One of the fundamental features of all ECS libraries is the ability to query and iterate entities based on their component signature. When we need to retrieve and/or modify only the entities that match certain criteria, we end up iterating a smaller, fragmented subset of indices in the array.
Using entity ids as indices essentially leads to random accesses, similar to values within indicesRandom example above. For example, if a loop iterates a narrowed iterator of entities:
let burning = entitiesWithComponents(Health, Burn)
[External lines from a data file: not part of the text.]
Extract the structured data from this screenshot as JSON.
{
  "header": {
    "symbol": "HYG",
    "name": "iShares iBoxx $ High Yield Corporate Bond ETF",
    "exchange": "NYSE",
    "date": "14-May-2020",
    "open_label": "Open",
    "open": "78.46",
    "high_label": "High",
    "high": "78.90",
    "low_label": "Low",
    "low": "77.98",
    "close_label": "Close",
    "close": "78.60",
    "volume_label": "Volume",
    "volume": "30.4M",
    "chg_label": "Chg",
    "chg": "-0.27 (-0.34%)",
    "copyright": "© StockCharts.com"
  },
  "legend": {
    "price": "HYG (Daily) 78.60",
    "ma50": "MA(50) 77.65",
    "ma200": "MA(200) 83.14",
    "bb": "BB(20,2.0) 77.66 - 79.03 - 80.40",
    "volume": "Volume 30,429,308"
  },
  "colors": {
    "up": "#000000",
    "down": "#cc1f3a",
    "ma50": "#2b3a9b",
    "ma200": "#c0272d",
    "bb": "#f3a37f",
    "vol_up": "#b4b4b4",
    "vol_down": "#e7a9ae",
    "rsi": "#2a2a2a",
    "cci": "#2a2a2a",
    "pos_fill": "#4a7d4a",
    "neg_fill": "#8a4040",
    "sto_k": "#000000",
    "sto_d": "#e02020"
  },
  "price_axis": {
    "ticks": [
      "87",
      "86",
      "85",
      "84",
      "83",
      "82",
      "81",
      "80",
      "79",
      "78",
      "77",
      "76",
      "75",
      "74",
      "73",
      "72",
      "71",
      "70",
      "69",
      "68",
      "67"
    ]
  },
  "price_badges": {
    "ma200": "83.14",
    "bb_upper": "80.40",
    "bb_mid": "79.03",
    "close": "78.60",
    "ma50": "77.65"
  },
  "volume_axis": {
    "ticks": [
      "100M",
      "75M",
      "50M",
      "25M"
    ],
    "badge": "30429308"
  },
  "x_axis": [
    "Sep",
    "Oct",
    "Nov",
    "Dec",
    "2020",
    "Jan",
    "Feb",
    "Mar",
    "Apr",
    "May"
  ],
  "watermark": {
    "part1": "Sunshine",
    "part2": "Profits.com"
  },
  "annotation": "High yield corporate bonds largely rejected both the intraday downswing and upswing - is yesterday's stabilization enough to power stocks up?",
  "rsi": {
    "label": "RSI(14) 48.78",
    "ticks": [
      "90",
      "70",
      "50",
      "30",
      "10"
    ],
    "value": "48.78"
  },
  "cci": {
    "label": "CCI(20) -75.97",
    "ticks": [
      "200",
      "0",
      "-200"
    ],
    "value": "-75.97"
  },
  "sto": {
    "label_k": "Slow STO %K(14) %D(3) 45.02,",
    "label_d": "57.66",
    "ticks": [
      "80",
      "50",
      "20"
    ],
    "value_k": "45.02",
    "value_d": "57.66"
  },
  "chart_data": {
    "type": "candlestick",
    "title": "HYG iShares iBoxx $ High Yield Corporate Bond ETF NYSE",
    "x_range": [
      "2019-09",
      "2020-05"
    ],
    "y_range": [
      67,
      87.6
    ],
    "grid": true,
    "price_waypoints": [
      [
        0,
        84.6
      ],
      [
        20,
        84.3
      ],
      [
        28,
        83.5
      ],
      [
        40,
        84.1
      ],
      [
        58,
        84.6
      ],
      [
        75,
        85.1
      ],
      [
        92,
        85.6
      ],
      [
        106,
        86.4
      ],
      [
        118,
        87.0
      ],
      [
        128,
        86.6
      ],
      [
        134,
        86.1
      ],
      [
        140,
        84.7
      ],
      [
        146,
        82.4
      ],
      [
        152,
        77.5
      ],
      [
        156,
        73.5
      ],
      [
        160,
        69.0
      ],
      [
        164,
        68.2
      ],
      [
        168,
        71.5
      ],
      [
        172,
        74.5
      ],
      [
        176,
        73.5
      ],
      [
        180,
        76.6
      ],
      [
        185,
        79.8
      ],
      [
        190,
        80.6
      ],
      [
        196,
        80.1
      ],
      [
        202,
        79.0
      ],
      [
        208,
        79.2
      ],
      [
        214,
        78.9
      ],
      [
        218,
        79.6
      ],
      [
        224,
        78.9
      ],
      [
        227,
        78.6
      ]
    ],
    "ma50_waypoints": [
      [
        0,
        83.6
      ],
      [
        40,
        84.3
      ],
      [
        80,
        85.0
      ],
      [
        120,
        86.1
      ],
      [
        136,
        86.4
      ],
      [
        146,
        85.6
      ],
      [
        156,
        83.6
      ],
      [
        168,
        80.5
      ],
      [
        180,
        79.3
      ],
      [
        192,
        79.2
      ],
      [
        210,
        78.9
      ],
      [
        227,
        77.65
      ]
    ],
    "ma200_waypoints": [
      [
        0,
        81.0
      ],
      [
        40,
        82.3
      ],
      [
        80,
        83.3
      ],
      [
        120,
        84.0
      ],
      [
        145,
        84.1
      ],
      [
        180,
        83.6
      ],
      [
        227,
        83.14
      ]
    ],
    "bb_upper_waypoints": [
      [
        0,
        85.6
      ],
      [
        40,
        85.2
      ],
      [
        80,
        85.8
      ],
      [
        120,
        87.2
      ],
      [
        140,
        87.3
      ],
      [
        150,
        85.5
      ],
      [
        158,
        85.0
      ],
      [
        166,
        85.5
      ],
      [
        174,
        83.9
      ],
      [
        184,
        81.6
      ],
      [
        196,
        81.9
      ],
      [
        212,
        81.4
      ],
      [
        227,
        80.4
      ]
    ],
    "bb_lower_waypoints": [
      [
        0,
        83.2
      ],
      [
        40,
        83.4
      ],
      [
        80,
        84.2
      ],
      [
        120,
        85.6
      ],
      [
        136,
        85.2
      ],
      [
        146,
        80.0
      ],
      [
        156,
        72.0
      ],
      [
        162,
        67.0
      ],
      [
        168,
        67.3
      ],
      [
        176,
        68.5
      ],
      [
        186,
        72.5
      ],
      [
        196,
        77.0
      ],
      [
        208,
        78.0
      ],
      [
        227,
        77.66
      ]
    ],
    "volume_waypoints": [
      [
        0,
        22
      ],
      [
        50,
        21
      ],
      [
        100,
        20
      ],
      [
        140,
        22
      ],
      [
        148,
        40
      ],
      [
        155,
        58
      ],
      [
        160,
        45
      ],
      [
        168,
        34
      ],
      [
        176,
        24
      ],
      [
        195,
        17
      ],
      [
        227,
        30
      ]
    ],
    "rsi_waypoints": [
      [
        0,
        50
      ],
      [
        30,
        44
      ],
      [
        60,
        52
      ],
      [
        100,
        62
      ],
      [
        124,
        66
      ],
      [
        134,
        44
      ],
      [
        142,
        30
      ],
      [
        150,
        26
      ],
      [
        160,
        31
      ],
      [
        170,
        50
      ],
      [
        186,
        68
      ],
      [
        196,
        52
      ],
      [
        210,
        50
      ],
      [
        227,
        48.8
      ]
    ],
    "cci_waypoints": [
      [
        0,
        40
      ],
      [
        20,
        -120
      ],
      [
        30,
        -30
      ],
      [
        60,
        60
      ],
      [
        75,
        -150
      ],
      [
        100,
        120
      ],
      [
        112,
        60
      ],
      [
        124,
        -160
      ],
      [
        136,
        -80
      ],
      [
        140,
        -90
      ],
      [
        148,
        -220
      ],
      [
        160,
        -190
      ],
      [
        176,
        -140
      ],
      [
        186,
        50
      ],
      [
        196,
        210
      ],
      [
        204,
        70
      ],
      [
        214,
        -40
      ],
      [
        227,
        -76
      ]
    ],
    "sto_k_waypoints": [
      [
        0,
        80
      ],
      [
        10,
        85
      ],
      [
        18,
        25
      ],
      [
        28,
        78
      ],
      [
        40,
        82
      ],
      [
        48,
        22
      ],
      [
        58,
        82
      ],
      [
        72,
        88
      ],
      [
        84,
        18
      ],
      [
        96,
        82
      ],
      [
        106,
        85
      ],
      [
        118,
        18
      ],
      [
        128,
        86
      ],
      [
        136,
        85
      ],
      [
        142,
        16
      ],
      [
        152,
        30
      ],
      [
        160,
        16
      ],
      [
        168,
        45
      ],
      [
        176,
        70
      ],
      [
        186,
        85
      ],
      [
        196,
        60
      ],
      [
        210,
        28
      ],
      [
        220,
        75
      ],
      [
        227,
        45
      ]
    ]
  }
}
for (let i = 0; i < burning.length; i++) {
let entity = burning[i]
Health[entity] -= 1
}
This loop will likely access the universal Health component array in an unpredictable manner, leading to fewer accesses with high spatial locality, resulting in more cache misses and reduced performance.
Conclusion
Let's review why using universal component arrays indexed by entity id (i.e. Position[entity]) might not be a good idea:
- If entity ids are big, and they probably are, you'll need to allocate a lot of unused memory because TypedArrays aren't sparse
- When component arrays inevitably need to grow, it may be difficult to decide what amount to grow them by
- Entity ids are essentially random indices and can't be used to iterate arrays sequentially, which results in more cache misses, which may reduce performance
The somewhat obvious conclusion is: use multiple, dense component arrays. If you have an entity with Squad and Health components, put it in a table that contains an array for each component type:
{
length: number
columns: [
Entity[],
Squad[],
Health[],
]
}
These tables are sometimes called archetypes in ECS-speak. However, I've seen the term archetype used loosely in JavaScript ECS libraries. The benefit of archetypes is not that you have an iterable collection of entities that share the same component signature, but that an iterable collection of entities and their components, so that component data can be iterated serially and predictably to squeeze the most out of the CPU.